Mass grave in Tacloban

Although Ormac did not have the near total devastation that Tacloban did, it did suffer significant damage from very strong winds.  Most of the heavy structures remained in tact, but many structures made of light materials such as those with coco lumber beams, ply wood walls, and metal roofs were blown away or flattened.  Sadly, that describes the kind of construction of many of the churches in Ormac because they don’t have the means to build sturdier structures.

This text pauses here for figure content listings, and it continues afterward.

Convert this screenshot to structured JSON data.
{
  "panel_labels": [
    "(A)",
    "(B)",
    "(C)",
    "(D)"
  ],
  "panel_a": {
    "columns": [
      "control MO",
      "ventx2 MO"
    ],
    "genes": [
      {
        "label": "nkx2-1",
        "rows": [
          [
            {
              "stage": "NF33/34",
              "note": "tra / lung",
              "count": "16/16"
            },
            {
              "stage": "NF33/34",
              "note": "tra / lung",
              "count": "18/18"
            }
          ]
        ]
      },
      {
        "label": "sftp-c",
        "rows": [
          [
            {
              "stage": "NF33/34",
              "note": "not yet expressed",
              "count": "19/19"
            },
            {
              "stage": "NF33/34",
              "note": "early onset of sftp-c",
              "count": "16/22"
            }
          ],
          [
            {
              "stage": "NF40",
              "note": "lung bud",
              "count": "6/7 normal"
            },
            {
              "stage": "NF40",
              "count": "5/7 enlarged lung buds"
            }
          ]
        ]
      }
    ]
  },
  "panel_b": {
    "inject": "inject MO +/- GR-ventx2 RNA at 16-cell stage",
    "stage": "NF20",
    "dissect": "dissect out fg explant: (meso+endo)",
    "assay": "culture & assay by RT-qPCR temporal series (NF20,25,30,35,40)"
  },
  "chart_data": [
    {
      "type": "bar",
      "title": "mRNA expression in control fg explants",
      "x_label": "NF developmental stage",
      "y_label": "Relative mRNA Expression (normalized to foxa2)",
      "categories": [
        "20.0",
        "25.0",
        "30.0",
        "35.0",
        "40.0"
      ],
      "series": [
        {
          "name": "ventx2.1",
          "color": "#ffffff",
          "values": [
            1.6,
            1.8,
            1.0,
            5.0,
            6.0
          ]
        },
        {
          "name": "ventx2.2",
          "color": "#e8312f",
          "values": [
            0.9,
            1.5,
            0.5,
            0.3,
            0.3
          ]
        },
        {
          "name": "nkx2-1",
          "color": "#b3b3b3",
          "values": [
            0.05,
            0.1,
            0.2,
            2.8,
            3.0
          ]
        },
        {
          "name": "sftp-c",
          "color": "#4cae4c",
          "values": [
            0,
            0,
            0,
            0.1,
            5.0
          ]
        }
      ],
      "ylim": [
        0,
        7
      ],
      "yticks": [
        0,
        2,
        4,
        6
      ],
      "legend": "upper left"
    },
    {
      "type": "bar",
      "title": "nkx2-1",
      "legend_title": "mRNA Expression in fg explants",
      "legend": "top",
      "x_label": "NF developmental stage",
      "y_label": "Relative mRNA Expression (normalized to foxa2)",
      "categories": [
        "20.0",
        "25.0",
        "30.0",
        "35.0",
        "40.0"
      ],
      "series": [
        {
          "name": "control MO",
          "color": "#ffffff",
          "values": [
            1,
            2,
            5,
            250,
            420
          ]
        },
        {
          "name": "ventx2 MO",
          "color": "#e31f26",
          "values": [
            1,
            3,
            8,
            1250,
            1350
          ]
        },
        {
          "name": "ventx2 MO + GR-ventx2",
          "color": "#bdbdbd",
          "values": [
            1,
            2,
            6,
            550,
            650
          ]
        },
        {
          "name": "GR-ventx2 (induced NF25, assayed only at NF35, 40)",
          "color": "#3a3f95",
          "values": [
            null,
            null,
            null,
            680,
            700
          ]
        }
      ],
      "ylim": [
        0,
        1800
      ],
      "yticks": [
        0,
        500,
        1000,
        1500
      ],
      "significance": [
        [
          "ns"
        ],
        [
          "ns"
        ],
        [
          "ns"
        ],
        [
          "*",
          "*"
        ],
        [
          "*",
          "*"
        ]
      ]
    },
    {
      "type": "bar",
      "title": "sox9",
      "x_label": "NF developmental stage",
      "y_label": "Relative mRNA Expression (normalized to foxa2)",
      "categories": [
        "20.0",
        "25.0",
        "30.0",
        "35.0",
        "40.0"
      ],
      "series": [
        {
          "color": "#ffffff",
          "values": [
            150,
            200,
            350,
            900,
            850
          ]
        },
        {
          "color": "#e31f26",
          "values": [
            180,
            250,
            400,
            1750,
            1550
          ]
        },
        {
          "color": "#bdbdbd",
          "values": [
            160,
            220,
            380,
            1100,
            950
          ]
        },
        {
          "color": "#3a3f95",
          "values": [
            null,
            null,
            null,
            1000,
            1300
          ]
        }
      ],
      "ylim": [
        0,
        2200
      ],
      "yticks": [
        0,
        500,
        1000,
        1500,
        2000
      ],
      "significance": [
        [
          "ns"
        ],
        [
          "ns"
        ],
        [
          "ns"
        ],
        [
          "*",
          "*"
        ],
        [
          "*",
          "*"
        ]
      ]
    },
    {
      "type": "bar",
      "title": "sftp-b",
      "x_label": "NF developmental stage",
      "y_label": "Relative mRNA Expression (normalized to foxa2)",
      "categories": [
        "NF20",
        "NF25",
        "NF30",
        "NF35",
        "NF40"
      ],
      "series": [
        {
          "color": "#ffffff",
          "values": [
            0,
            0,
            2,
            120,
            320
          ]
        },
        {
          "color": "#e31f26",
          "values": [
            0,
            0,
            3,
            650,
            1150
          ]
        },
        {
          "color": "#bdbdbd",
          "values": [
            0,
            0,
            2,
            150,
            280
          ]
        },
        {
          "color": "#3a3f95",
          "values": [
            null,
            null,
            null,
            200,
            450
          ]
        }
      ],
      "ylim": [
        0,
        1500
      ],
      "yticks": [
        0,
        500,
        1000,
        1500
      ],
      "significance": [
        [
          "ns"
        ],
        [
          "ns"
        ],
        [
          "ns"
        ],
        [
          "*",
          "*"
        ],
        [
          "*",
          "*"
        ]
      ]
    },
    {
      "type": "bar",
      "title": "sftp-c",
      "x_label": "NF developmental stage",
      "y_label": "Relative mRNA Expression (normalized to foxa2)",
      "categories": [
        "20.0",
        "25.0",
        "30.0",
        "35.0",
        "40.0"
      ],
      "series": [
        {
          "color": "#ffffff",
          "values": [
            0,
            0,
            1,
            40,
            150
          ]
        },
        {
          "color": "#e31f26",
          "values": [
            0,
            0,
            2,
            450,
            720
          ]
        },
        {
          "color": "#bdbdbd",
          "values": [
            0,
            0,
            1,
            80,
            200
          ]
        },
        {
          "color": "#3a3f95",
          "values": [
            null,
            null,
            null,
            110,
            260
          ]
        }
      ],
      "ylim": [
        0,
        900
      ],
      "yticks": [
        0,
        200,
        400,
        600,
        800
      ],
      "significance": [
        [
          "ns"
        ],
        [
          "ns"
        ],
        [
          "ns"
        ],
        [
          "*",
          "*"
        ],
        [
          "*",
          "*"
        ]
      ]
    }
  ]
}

We met with about 30 pastors for lunch and then we transferred to one of the churches that had survived the typhoon so that we could have a time of sharing.  We could see and hear workers in the background as they were repairing the roof of the church, which had been torn off.  The reports were similar to those we heard in Tacloban.  The churches and homes that were made of light materials were destroyed.   Some were literally blown away to unknown locations by the typhoon, some were washed away by the waters and others collapsed into piles of rubble.  As with the pastors from Tacloban, they also reported that the attendance of their churches had gone up significantly.  Rain or shine, people were crowding many of these churches, even though some only had dirt floors, tarps for roofs, no walls, no sound systems, no place to sit and no bibles.  God had grabbed the attention of thousands of people and these pastors are remaining faithful to shepherds these scattered sheep.

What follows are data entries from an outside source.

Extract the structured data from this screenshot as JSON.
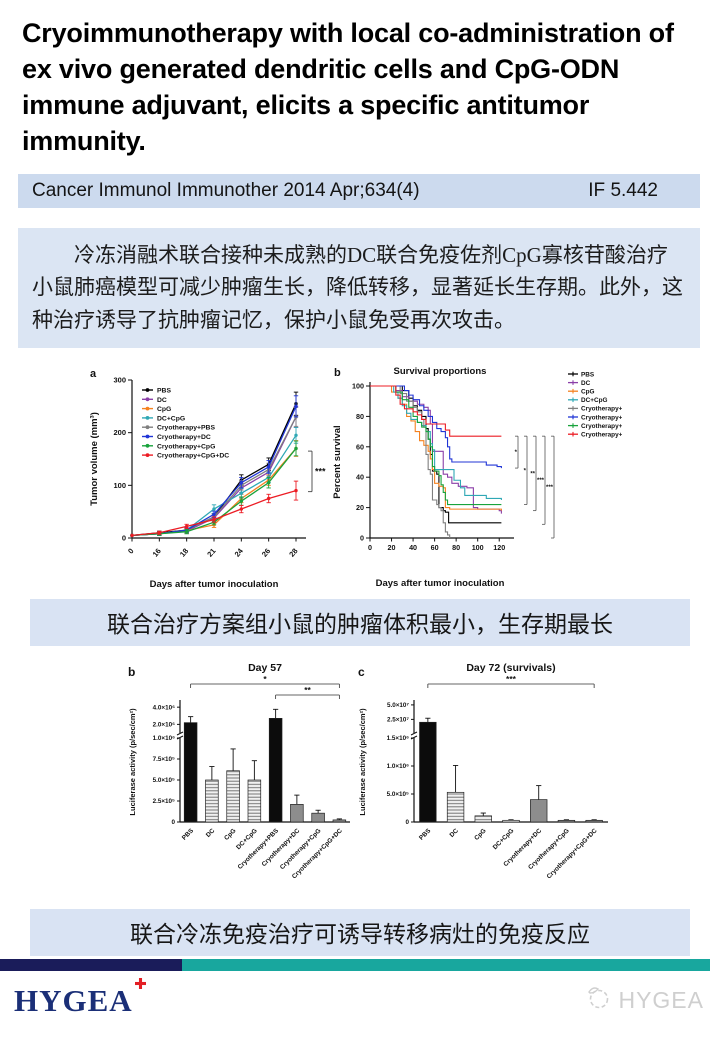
{
  "header": {
    "title": "Cryoimmunotherapy with local co-administration of ex vivo generated dendritic cells and CpG-ODN immune adjuvant, elicits a specific antitumor immunity."
  },
  "journal": {
    "citation": "Cancer Immunol Immunother 2014 Apr;634(4)",
    "impact_factor": "IF 5.442"
  },
  "abstract": {
    "text": "冷冻消融术联合接种未成熟的DC联合免疫佐剂CpG寡核苷酸治疗小鼠肺癌模型可减少肿瘤生长，降低转移，显著延长生存期。此外，这种治疗诱导了抗肿瘤记忆，保护小鼠免受再次攻击。"
  },
  "captions": {
    "figure1": "联合治疗方案组小鼠的肿瘤体积最小，生存期最长",
    "figure2": "联合冷冻免疫治疗可诱导转移病灶的免疫反应"
  },
  "footer": {
    "logo_text": "HYGEA",
    "watermark_text": "HYGEA",
    "icons": {
      "red_cross": "red-cross-icon",
      "watermark_logo": "hygea-watermark-icon"
    }
  },
  "colors": {
    "accent_navy": "#1a1c5a",
    "accent_teal": "#18a79e",
    "journal_bar_bg": "#ccdaee",
    "abstract_bg": "#dbe5f3",
    "caption_bg": "#d9e3f3",
    "logo_navy": "#1b2f77",
    "logo_red": "#e31e24",
    "watermark_gray": "#cfcfcf"
  },
  "chart_data": [
    {
      "id": "tumor_volume",
      "type": "line",
      "panel_label": "a",
      "xlabel": "Days after tumor inoculation",
      "ylabel": "Tumor volume (mm³)",
      "ylim": [
        0,
        300
      ],
      "yticks": [
        0,
        100,
        200,
        300
      ],
      "categories": [
        "0",
        "16",
        "18",
        "21",
        "24",
        "26",
        "28"
      ],
      "series": [
        {
          "name": "PBS",
          "color": "#000000",
          "values": [
            5,
            10,
            15,
            40,
            110,
            140,
            255
          ],
          "err": [
            1,
            3,
            4,
            6,
            10,
            12,
            22
          ]
        },
        {
          "name": "DC",
          "color": "#8b3fa8",
          "values": [
            5,
            8,
            13,
            38,
            95,
            125,
            230
          ],
          "err": [
            1,
            3,
            4,
            6,
            9,
            11,
            20
          ]
        },
        {
          "name": "CpG",
          "color": "#f58220",
          "values": [
            5,
            8,
            14,
            25,
            75,
            110,
            170
          ],
          "err": [
            1,
            3,
            4,
            5,
            8,
            10,
            15
          ]
        },
        {
          "name": "DC+CpG",
          "color": "#2fa8b5",
          "values": [
            5,
            8,
            15,
            55,
            85,
            115,
            195
          ],
          "err": [
            1,
            3,
            4,
            8,
            9,
            10,
            15
          ]
        },
        {
          "name": "Cryotherapy+PBS",
          "color": "#7f7f7f",
          "values": [
            5,
            8,
            15,
            40,
            100,
            130,
            230
          ],
          "err": [
            1,
            3,
            4,
            6,
            9,
            12,
            18
          ]
        },
        {
          "name": "Cryotherapy+DC",
          "color": "#2035d6",
          "values": [
            5,
            8,
            15,
            45,
            105,
            135,
            250
          ],
          "err": [
            1,
            3,
            4,
            6,
            10,
            12,
            20
          ]
        },
        {
          "name": "Cryotherapy+CpG",
          "color": "#19a33c",
          "values": [
            5,
            8,
            12,
            30,
            70,
            105,
            170
          ],
          "err": [
            1,
            3,
            4,
            5,
            8,
            10,
            14
          ]
        },
        {
          "name": "Cryotherapy+CpG+DC",
          "color": "#ec1c24",
          "values": [
            5,
            10,
            22,
            35,
            55,
            75,
            90
          ],
          "err": [
            1,
            3,
            4,
            5,
            7,
            8,
            18
          ]
        }
      ],
      "significance": {
        "top": 165,
        "bottom": 88,
        "label": "***"
      }
    },
    {
      "id": "survival",
      "type": "km_step",
      "panel_label": "b",
      "title": "Survival proportions",
      "xlabel": "Days after tumor inoculation",
      "ylabel": "Percent survival",
      "xlim": [
        0,
        130
      ],
      "xticks": [
        0,
        20,
        40,
        60,
        80,
        100,
        120
      ],
      "ylim": [
        0,
        100
      ],
      "yticks": [
        0,
        20,
        40,
        60,
        80,
        100
      ],
      "series": [
        {
          "name": "PBS",
          "color": "#000000",
          "points": [
            [
              0,
              100
            ],
            [
              30,
              97
            ],
            [
              36,
              92
            ],
            [
              40,
              87
            ],
            [
              44,
              84
            ],
            [
              48,
              80
            ],
            [
              52,
              72
            ],
            [
              54,
              65
            ],
            [
              56,
              55
            ],
            [
              58,
              44
            ],
            [
              62,
              42
            ],
            [
              64,
              20
            ],
            [
              68,
              18
            ],
            [
              70,
              17
            ],
            [
              73,
              10
            ],
            [
              122,
              10
            ]
          ]
        },
        {
          "name": "DC",
          "color": "#8b3fa8",
          "points": [
            [
              0,
              100
            ],
            [
              24,
              97
            ],
            [
              30,
              93
            ],
            [
              36,
              90
            ],
            [
              44,
              88
            ],
            [
              50,
              86
            ],
            [
              54,
              84
            ],
            [
              56,
              75
            ],
            [
              58,
              57
            ],
            [
              66,
              57
            ],
            [
              68,
              42
            ],
            [
              72,
              40
            ],
            [
              76,
              36
            ],
            [
              82,
              34
            ],
            [
              90,
              33
            ],
            [
              96,
              20
            ],
            [
              100,
              19
            ],
            [
              120,
              18
            ],
            [
              122,
              16
            ]
          ]
        },
        {
          "name": "CpG",
          "color": "#f58220",
          "points": [
            [
              0,
              100
            ],
            [
              20,
              96
            ],
            [
              26,
              92
            ],
            [
              30,
              88
            ],
            [
              34,
              80
            ],
            [
              38,
              77
            ],
            [
              42,
              70
            ],
            [
              46,
              64
            ],
            [
              50,
              61
            ],
            [
              54,
              57
            ],
            [
              56,
              52
            ],
            [
              58,
              45
            ],
            [
              60,
              36
            ],
            [
              64,
              34
            ],
            [
              68,
              33
            ],
            [
              70,
              20
            ],
            [
              74,
              19
            ],
            [
              122,
              18
            ]
          ]
        },
        {
          "name": "DC+CpG",
          "color": "#2fa8b5",
          "points": [
            [
              0,
              100
            ],
            [
              22,
              96
            ],
            [
              26,
              92
            ],
            [
              30,
              87
            ],
            [
              34,
              82
            ],
            [
              38,
              78
            ],
            [
              44,
              76
            ],
            [
              48,
              74
            ],
            [
              52,
              70
            ],
            [
              56,
              62
            ],
            [
              58,
              58
            ],
            [
              60,
              45
            ],
            [
              74,
              45
            ],
            [
              78,
              38
            ],
            [
              84,
              33
            ],
            [
              88,
              28
            ],
            [
              108,
              26
            ],
            [
              122,
              25
            ]
          ]
        },
        {
          "name": "Cryotherapy+PBS",
          "color": "#7f7f7f",
          "points": [
            [
              0,
              100
            ],
            [
              28,
              95
            ],
            [
              34,
              90
            ],
            [
              40,
              86
            ],
            [
              44,
              83
            ],
            [
              48,
              78
            ],
            [
              50,
              73
            ],
            [
              52,
              55
            ],
            [
              54,
              45
            ],
            [
              56,
              42
            ],
            [
              58,
              25
            ],
            [
              62,
              22
            ],
            [
              64,
              20
            ],
            [
              66,
              18
            ],
            [
              68,
              10
            ],
            [
              70,
              4
            ],
            [
              72,
              2
            ],
            [
              74,
              0
            ]
          ]
        },
        {
          "name": "Cryotherapy+DC",
          "color": "#2035d6",
          "points": [
            [
              0,
              100
            ],
            [
              32,
              97
            ],
            [
              36,
              94
            ],
            [
              40,
              91
            ],
            [
              46,
              87
            ],
            [
              50,
              84
            ],
            [
              54,
              80
            ],
            [
              58,
              76
            ],
            [
              62,
              72
            ],
            [
              66,
              70
            ],
            [
              70,
              66
            ],
            [
              72,
              60
            ],
            [
              74,
              52
            ],
            [
              76,
              50
            ],
            [
              88,
              50
            ],
            [
              108,
              48
            ],
            [
              118,
              47
            ],
            [
              122,
              46
            ]
          ]
        },
        {
          "name": "Cryotherapy+CpG",
          "color": "#19a33c",
          "points": [
            [
              0,
              100
            ],
            [
              24,
              96
            ],
            [
              30,
              91
            ],
            [
              36,
              86
            ],
            [
              40,
              80
            ],
            [
              44,
              76
            ],
            [
              48,
              73
            ],
            [
              52,
              70
            ],
            [
              54,
              65
            ],
            [
              56,
              60
            ],
            [
              58,
              47
            ],
            [
              60,
              44
            ],
            [
              64,
              41
            ],
            [
              66,
              35
            ],
            [
              68,
              30
            ],
            [
              70,
              25
            ],
            [
              72,
              22
            ],
            [
              122,
              22
            ]
          ]
        },
        {
          "name": "Cryotherapy+CpG+DC",
          "color": "#ec1c24",
          "points": [
            [
              0,
              100
            ],
            [
              24,
              94
            ],
            [
              28,
              88
            ],
            [
              32,
              85
            ],
            [
              40,
              83
            ],
            [
              44,
              81
            ],
            [
              48,
              78
            ],
            [
              52,
              75
            ],
            [
              66,
              75
            ],
            [
              70,
              71
            ],
            [
              74,
              67
            ],
            [
              122,
              67
            ]
          ]
        }
      ],
      "significance": [
        {
          "top": 67,
          "bottom": 46,
          "label": "*"
        },
        {
          "top": 67,
          "bottom": 22,
          "label": "*"
        },
        {
          "top": 67,
          "bottom": 18,
          "label": "**"
        },
        {
          "top": 67,
          "bottom": 9,
          "label": "***"
        },
        {
          "top": 67,
          "bottom": 0,
          "label": "***"
        }
      ]
    },
    {
      "id": "day57",
      "type": "bar_broken",
      "panel_label": "b",
      "title": "Day 57",
      "ylabel": "Luciferase activity (p/sec/cm²)",
      "axis": {
        "lower_max": 1000000,
        "lower_ticks": [
          [
            0,
            "0"
          ],
          [
            250000,
            "2.5×10⁵"
          ],
          [
            500000,
            "5.0×10⁵"
          ],
          [
            750000,
            "7.5×10⁵"
          ],
          [
            1000000,
            "1.0×10⁶"
          ]
        ],
        "upper_min": 1000000,
        "upper_max": 4600000,
        "upper_ticks": [
          [
            2000000,
            "2.0×10⁶"
          ],
          [
            4000000,
            "4.0×10⁶"
          ]
        ]
      },
      "categories": [
        "PBS",
        "DC",
        "CpG",
        "DC+CpG",
        "Cryotherapy+PBS",
        "Cryotherapy+DC",
        "Cryotherapy+CpG",
        "Cryotherapy+CpG+DC"
      ],
      "values": [
        2200000,
        500000,
        610000,
        500000,
        2700000,
        210000,
        105000,
        25000
      ],
      "errors": [
        700000,
        160000,
        260000,
        230000,
        1050000,
        110000,
        35000,
        12000
      ],
      "styles": [
        "black",
        "stripes",
        "stripes",
        "stripes",
        "black",
        "gray",
        "gray",
        "gray"
      ],
      "significance": [
        {
          "from": 0,
          "to": 7,
          "label": "*"
        },
        {
          "from": 4,
          "to": 7,
          "label": "**"
        }
      ]
    },
    {
      "id": "day72",
      "type": "bar_broken",
      "panel_label": "c",
      "title": "Day 72 (survivals)",
      "ylabel": "Luciferase activity (p/sec/cm²)",
      "axis": {
        "lower_max": 1500000,
        "lower_ticks": [
          [
            0,
            "0"
          ],
          [
            500000,
            "5.0×10⁵"
          ],
          [
            1000000,
            "1.0×10⁶"
          ],
          [
            1500000,
            "1.5×10⁶"
          ]
        ],
        "upper_min": 1500000,
        "upper_max": 55000000,
        "upper_ticks": [
          [
            25000000,
            "2.5×10⁷"
          ],
          [
            50000000,
            "5.0×10⁷"
          ]
        ]
      },
      "categories": [
        "PBS",
        "DC",
        "CpG",
        "DC+CpG",
        "Cryotherapy+DC",
        "Cryotherapy+CpG",
        "Cryotherapy+CpG+DC"
      ],
      "values": [
        20000000,
        530000,
        110000,
        30000,
        400000,
        30000,
        30000
      ],
      "errors": [
        7000000,
        480000,
        50000,
        10000,
        250000,
        10000,
        10000
      ],
      "styles": [
        "black",
        "stripes",
        "stripes",
        "stripes",
        "gray",
        "gray",
        "gray"
      ],
      "significance": [
        {
          "from": 0,
          "to": 6,
          "label": "***"
        }
      ]
    }
  ]
}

We began our trip back to Dulag and when the evening arrived, everything was extremely black and the roads were very dark because there is no power in most of the cities.  To make matters worse, any light that would have normally illuminated us from the moon and stars was not to be seen because there were storm clouds in the air. 
On Tuesday we meet a pastor and his wife who shared how they had to stand on top of the walls inside their house to survive as about 10 feet of water rushed in from the ocean.  This water swept in about a half of a mile carrying cars, trucks, trees and remnants of homes.  It devastated almost everything in its path.  They explained that while the winds of the typhoon was battering their roof, you could hear an eerie high pitched sound.  At the time, their house was still under construction.  The rough structure was complete and the roof and windows were attached, but it remained un-painted and without a ceiling.  From inside you could see clear up to the roof and the tops of the walls were exposed, revealing where an attic would be if it had a ceiling.  They explained that, as the water began to rise, they and their children had no choice but to climb on top of the walls in the house and to holding on to the columns that supported the it.  Several neighbors joined them there to ride out the storm because their homes were not as sturdy or as tall.   
After some hours the waters receded and returned to the ocean.  The waters came and receded two more times before they could begin to clear the mud and debris.  Several families whose homes did not fare as well took shelter in their home.  Because the floors were soaked and they only had a few beds, people took turns sleeping while sitting on plastic chairs or on top of other furniture.  They had no food for about a week so they ate old muddy rice to survive.  They thanked God that their house remained largely in tact and that they did not get sick from the food that they ate.
We drove through Tacloban town proper again and went along the coast.  This was one of the places we had seen pictures of on the Internet and on television reports.  Thousands of people lived there in small homes made of light materials.   If somehow, any parts of these homes remained after the high winds, what was left was no match for the 20 to 30 foot ocean surge that hit the land like a freight train.